Principle 1: Cultivate a Belief in Your Ability to Cope
Knowing that there are so many things outside our control, how can we learn how to focus on the resources that we do have? They could include a warm home, a phone, and a computer that provides ready virtual access to family; good neighbors; friends who provide a listening ear; the ability to stay connected with our church by worshipping online and attending virtual Bible studies; eating healthy foods; and getting enough exercise and sleep. Acknowledge that everyone you meet is fighting a great battle and be kind, especially to yourself.
Principle 2: Stay Connected with Sources of Support
Make phone calls. Send emails. Write letters. Do a Zoom Bible study through your church. Maintain contact with your neighbors and friends. Stay in touch with your children and grandchildren.
Principle 3: Talk About What You’re Going Through
Assemble a group of friends who meet regularly. Do a weekly check-in with family members. Talk with your pastor, and if things become more difficult, find a counselor.
Principle 4: Be Helpful to Others
Focusing on others shifts attention away from our own fears and concerns. In our neighborhood, we have connected by taking turns every month providing a soup supper for each other. When we are able to help others, we help ourselves. Pay special attention to those who are the most vulnerable. Reflect God’s love in everything you do.
Principle 5: Activate Positive Emotion
Listen to your favorite music, watch comedy shows that make you laugh, and don’t take yourself too seriously.
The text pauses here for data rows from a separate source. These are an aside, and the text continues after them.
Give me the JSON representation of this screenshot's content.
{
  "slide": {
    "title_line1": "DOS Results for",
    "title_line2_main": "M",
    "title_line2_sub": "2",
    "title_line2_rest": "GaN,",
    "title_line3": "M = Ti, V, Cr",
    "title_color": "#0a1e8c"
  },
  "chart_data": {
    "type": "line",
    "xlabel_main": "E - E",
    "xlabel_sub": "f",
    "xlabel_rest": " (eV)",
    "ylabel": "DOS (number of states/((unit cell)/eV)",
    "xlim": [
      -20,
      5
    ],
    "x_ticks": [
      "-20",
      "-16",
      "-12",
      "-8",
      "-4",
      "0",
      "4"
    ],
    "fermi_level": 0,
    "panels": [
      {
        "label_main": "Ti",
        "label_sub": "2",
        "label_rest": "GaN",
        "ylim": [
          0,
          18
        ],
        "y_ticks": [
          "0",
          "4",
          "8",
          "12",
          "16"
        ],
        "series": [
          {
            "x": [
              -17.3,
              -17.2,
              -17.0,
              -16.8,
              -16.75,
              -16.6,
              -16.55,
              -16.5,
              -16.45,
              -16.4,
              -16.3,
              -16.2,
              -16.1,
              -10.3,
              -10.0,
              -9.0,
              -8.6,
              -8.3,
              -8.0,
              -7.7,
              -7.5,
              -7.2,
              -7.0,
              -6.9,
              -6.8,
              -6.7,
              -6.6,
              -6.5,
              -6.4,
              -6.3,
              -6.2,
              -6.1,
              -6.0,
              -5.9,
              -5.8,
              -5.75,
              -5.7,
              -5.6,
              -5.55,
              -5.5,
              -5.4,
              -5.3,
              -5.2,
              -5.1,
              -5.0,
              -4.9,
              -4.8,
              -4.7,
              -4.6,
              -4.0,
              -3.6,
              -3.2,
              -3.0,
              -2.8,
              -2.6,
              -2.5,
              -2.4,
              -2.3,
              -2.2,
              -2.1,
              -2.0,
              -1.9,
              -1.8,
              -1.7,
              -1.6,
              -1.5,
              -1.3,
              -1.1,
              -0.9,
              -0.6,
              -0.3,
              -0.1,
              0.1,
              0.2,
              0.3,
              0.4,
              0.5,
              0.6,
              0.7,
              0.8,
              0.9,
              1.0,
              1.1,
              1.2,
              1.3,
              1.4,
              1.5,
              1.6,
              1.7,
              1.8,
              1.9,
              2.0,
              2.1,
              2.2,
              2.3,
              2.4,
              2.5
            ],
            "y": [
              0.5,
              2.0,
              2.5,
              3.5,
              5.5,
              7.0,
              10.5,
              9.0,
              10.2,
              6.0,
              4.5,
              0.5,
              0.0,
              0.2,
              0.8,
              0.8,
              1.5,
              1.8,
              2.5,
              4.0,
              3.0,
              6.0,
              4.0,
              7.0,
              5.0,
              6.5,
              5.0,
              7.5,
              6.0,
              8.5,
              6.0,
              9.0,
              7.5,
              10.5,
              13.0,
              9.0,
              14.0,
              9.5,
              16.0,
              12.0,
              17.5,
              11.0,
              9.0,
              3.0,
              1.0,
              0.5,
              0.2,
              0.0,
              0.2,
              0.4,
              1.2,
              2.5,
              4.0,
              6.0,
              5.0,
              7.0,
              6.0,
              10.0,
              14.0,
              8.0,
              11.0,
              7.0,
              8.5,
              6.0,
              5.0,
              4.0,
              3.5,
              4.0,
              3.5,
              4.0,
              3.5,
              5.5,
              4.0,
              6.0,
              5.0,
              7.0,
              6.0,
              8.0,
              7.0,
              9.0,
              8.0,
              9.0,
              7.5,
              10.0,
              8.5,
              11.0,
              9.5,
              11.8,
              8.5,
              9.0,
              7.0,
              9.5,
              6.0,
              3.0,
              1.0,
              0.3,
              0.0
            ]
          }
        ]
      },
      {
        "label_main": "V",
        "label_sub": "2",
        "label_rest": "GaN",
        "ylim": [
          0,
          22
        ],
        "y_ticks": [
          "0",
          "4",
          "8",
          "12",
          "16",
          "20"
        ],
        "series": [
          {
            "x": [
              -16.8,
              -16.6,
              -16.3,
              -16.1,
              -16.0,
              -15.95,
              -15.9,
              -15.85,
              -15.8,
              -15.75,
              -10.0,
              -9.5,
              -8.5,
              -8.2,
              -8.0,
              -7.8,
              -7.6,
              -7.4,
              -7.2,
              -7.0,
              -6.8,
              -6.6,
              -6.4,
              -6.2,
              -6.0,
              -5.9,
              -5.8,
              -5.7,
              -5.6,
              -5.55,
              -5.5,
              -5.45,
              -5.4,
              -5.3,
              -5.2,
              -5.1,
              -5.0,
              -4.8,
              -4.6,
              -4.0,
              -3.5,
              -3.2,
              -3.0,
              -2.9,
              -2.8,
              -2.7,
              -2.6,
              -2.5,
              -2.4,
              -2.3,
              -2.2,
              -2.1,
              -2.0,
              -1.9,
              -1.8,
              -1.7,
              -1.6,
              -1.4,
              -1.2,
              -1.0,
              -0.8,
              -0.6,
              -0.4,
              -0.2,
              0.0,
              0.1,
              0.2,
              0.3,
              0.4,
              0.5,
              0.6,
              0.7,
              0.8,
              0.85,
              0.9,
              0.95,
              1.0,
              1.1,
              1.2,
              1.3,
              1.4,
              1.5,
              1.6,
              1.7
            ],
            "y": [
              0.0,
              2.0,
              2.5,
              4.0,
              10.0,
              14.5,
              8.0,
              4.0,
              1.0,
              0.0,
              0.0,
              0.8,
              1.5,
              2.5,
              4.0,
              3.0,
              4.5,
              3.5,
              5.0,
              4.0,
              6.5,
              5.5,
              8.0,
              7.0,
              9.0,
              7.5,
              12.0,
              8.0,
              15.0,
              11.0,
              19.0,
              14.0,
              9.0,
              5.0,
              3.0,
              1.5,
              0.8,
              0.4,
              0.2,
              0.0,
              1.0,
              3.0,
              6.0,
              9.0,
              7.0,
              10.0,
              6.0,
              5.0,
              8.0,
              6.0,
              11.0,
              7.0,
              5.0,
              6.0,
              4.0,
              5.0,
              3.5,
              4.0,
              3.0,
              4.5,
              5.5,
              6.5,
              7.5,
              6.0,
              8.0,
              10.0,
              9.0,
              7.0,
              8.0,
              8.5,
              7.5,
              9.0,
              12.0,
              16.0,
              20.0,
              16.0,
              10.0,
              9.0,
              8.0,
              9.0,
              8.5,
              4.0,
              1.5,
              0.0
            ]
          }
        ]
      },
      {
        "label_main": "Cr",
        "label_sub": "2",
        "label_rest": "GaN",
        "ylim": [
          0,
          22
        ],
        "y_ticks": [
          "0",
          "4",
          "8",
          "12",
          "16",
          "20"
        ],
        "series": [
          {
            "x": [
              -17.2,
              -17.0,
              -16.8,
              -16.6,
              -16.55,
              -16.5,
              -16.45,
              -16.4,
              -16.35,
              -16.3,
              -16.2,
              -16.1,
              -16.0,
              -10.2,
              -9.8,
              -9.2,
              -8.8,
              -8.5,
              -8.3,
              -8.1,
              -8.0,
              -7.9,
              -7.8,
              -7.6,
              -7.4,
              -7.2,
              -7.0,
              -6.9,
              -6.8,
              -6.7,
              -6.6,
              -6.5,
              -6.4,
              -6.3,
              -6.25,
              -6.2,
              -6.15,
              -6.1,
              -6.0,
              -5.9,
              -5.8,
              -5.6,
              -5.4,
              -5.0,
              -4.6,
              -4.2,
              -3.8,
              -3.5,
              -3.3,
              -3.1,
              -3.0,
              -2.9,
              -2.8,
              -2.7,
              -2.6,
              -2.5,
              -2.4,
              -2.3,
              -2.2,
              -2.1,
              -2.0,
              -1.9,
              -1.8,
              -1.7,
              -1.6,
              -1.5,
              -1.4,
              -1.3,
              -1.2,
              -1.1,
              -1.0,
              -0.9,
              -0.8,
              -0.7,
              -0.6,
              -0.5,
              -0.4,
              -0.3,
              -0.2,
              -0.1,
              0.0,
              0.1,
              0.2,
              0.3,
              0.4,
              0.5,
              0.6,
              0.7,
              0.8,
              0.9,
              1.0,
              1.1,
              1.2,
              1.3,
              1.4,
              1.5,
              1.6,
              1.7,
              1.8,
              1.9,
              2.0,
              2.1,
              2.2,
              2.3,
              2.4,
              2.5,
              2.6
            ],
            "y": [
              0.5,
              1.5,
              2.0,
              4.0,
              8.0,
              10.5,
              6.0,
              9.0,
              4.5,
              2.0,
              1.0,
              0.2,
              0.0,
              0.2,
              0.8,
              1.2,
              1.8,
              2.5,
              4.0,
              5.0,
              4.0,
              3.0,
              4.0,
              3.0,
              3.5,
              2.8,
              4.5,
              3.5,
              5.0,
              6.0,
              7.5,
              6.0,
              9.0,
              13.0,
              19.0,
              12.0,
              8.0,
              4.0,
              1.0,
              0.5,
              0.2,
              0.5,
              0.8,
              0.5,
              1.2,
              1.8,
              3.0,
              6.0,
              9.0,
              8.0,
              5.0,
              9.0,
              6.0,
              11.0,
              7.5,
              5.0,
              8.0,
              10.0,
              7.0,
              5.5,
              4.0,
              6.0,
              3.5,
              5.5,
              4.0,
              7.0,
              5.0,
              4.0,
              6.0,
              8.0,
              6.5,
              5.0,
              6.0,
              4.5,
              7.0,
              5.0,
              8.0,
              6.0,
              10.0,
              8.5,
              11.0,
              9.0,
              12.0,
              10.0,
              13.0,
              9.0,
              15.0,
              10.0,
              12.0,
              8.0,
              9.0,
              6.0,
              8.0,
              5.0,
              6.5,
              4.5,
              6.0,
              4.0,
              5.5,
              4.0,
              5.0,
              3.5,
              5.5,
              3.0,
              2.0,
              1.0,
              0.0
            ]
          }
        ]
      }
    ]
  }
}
Take on household projects you would not have time to do in normal times. Use some different recipes. Get out and walk in the woods. Take up a new hobby. Save a turtle. Do the things that give you joy.
Principle 6: Cultivate an Attitude of Survivorship
A positive attitude goes a long way. Yes, we have never experienced anything like this in our lifetimes. But at the same time as we are not completely in control of our circumstances, neither are we completely helpless, either. Many of us underestimate our own power to adapt and thrive in difficult circumstances. It is possible to summon the courage to take a different, unmapped route, and that detour around the destination of despair enables us to push forward. We can survive this!
Principle 7: Seek Meaning
Stay connected with your faith community. Churches as well as individuals can become resilient when we determine that no one will slip through the cracks. Use phone trees to check in with each other. Offer to help others make use of technology so they can worship online at home. Host a weekly virtual gathering of seniors. And, most of all, remind each other to “Be kind, for everyone you meet is fighting a great battle.”
Thank you for your continued kindness.
[i] Music at Yale, Fall 2020/Winter 2021, p. 11.